Project Rachel provides healing and forgiveness Print E-mail
Around the Diocese
Written by Mary C. Uhler, Catholic Herald Staff   
Thursday, Oct. 06, 2011 -- 12:00 AM

MADISON -- “Draw close to my heart. There you will find the peace and happiness you seek.”

Jesus speaks these words to every human being, even those who have sinned or fallen short of what God expects of us.

Women and men who have been involved in an abortion can find forgiveness and healing through Project Rachel. This is the Catholic Church’s post-abortion healing ministry.

Said one woman, “After my abortion I was broken and desperate for help. I turned to Project Rachel. After the experience, I left feeling like a whole person again.

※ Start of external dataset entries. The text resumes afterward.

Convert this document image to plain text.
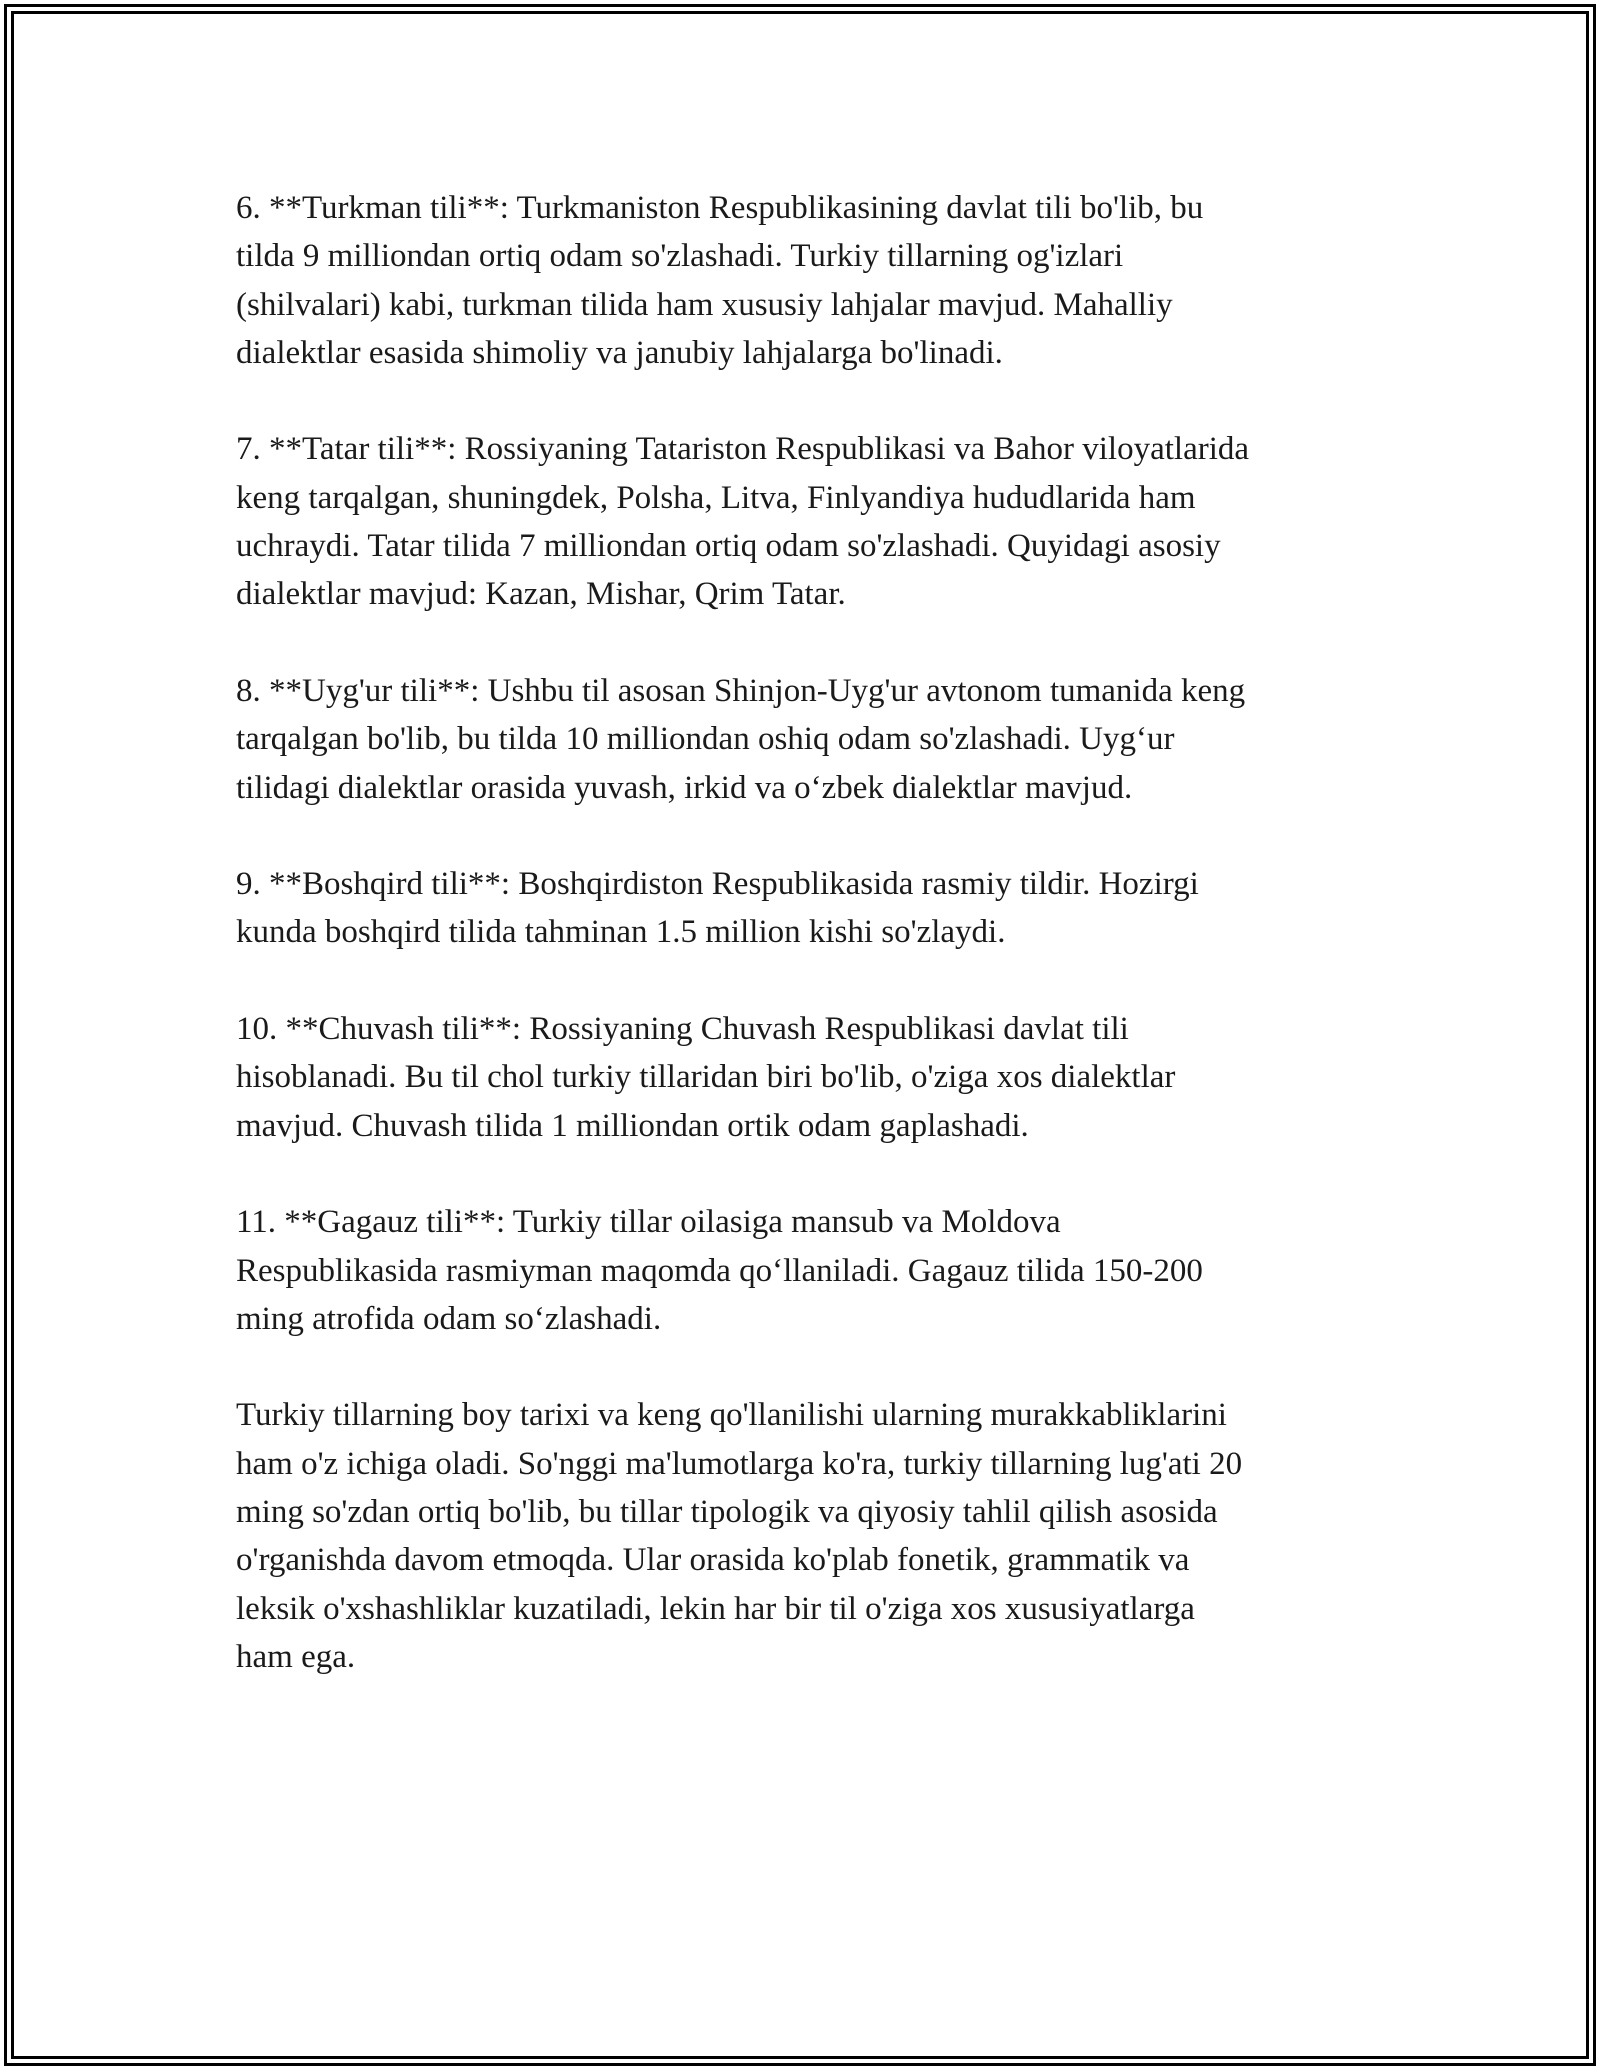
6. **Turkman tili**: Turkmaniston Respublikasining davlat tili bo'lib, bu
tilda 9 milliondan ortiq odam so'zlashadi. Turkiy tillarning og'izlari
(shilvalari) kabi, turkman tilida ham xususiy lahjalar mavjud. Mahalliy
dialektlar esasida shimoliy va janubiy lahjalarga bo'linadi.

7. **Tatar tili**: Rossiyaning Tatariston Respublikasi va Bahor viloyatlarida
keng tarqalgan, shuningdek, Polsha, Litva, Finlyandiya hududlarida ham
uchraydi. Tatar tilida 7 milliondan ortiq odam so'zlashadi. Quyidagi asosiy
dialektlar mavjud: Kazan, Mishar, Qrim Tatar.

8. **Uyg'ur tili**: Ushbu til asosan Shinjon-Uyg'ur avtonom tumanida keng
tarqalgan bo'lib, bu tilda 10 milliondan oshiq odam so'zlashadi. Uyg‘ur
tilidagi dialektlar orasida yuvash, irkid va o‘zbek dialektlar mavjud.

9. **Boshqird tili**: Boshqirdiston Respublikasida rasmiy tildir. Hozirgi
kunda boshqird tilida tahminan 1.5 million kishi so'zlaydi.

10. **Chuvash tili**: Rossiyaning Chuvash Respublikasi davlat tili
hisoblanadi. Bu til chol turkiy tillaridan biri bo'lib, o'ziga xos dialektlar
mavjud. Chuvash tilida 1 milliondan ortik odam gaplashadi.

11. **Gagauz tili**: Turkiy tillar oilasiga mansub va Moldova
Respublikasida rasmiyman maqomda qo‘llaniladi. Gagauz tilida 150-200
ming atrofida odam so‘zlashadi.

Turkiy tillarning boy tarixi va keng qo'llanilishi ularning murakkabliklarini
ham o'z ichiga oladi. So'nggi ma'lumotlarga ko'ra, turkiy tillarning lug'ati 20
ming so'zdan ortiq bo'lib, bu tillar tipologik va qiyosiy tahlil qilish asosida
o'rganishda davom etmoqda. Ular orasida ko'plab fonetik, grammatik va
leksik o'xshashliklar kuzatiladi, lekin har bir til o'ziga xos xususiyatlarga
ham ega.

Forgiveness became a reality for me, a feeling I never imagined was possible.”

Project Rachel reaches out

Project Rachel reaches out to women and men, as well as family members of those who have experienced an abortion.

It operates through a network of special trained caregivers, including priests, deacons, Sisters, lay staff and volunteers, mental health professionals, spiritual directors, mentors, chaplains, and medical personnel.

These people provide direct care to those touched by an abortion loss, enabling them to grieve, receive forgiveness, and find peace.

In addition to individual counseling, Project Rachel programs include support groups and retreats.

Founded in 1984 by Vicki Thorn in Milwaukee, today Project Rachel programs can be found in about 150 Catholic dioceses in the United States and in other countries.

In the Diocese of Madison

Since its inception in 1995, over 10 Project Rachel Training and Information Days have been held in the Diocese of Madison.

Project Rachel began at the encouragement and support of the late Bishop William H. Bullock.  The ministry was first directed by Beverly Hartberg in the diocesan Office of Family Ministry. In 2002, Hartberg added the Rachel’s Vineyard weekend retreat program to the ministry of Project Rachel with Leslie Graves becoming the first facilitator and coordinator of the retreats.  The retreats have normally been offered twice a year in the fall and spring.

Later Susanna Herro in the diocesan Office of Justice and Pastoral Outreach continued the direction of both ministries and went on to help Vicki Thorn with the first Men and Abortion Conferences held in San Francisco and Chicago.

Bishop Robert C. Morlino has continued his wholehearted support of Project Rachel and Rachel’s Vineyard, and in April 2008 awarded the Diocese of Madison’s Respect Life Award to the volunteers of the Rachel’s Vineyard retreats.

Today, Mary T. Mead serves as the coordinator of Project Rachel and Rachel’s Vineyard in the Diocese of Madison.

Training session

Vicki Thorn came to Madison in August of this year to present a Project Rachel training session. Attending the training were 10 priests and 10 lay people from 19 different parishes. These included diocesan staff, Catholic Charities therapists, crisis pregnancy volunteers, pastoral counselors, Rachel’s Vineyard volunteers, and respect life coordinators.

During the training, Thorn  discussed how both women and men are changed by abortion. She said women experience “biological memory” of an aborted baby, since cells remain in their bodies for many years.

Men, too, are affected by an abortion. Some may be opposed to it; some may not even know that there was an abortion until years later.

Women, men, and other family members may suffer from grief. They may experience addictions and suicide attempts.

Thorn said that counselors should be aware of symptoms of abortion and learn how to care for people affected and lead them through the process of healing.

She said healing might involve telling their story, processing anger, and coming to forgiveness. For Catholics, this could mean going to Confession, acknowledging and naming the child, and having a Mass for the child.

“Abortion is a life-changing event. The effects may be felt right away or may even come up years later after menopause or in old age,” said Thorn.

“People in the Church can help people affected by abortion come to forgiveness and healing.”

Rachel’s Vineyard Retreats

One method of healing is through Rachel’s Vineyard Retreats , which are an opportunity for any person who has struggled with the emotional or spiritual pain of abortion.

The weekend is a very specific process designed to help participants experience the mercy and compassion of God. Each weekend is run by volunteers who care deeply about participants’ needs. Many of the facilitators have suffered the same loss.

One participant said, “This retreat has been a life-changing and spiritual awakening for me. It allowed me to come in touch with past losses and grief. I feel that any woman who has had an abortion should come to Rachel’s Vineyard’s safe haven to experience healing and forgiveness.”

In the Diocese of Madison, Rachel’s Vineyard Retreats will be held November 4 to 6, 2011; March 23 to 25, 2012; and October 19 to 21, 2012.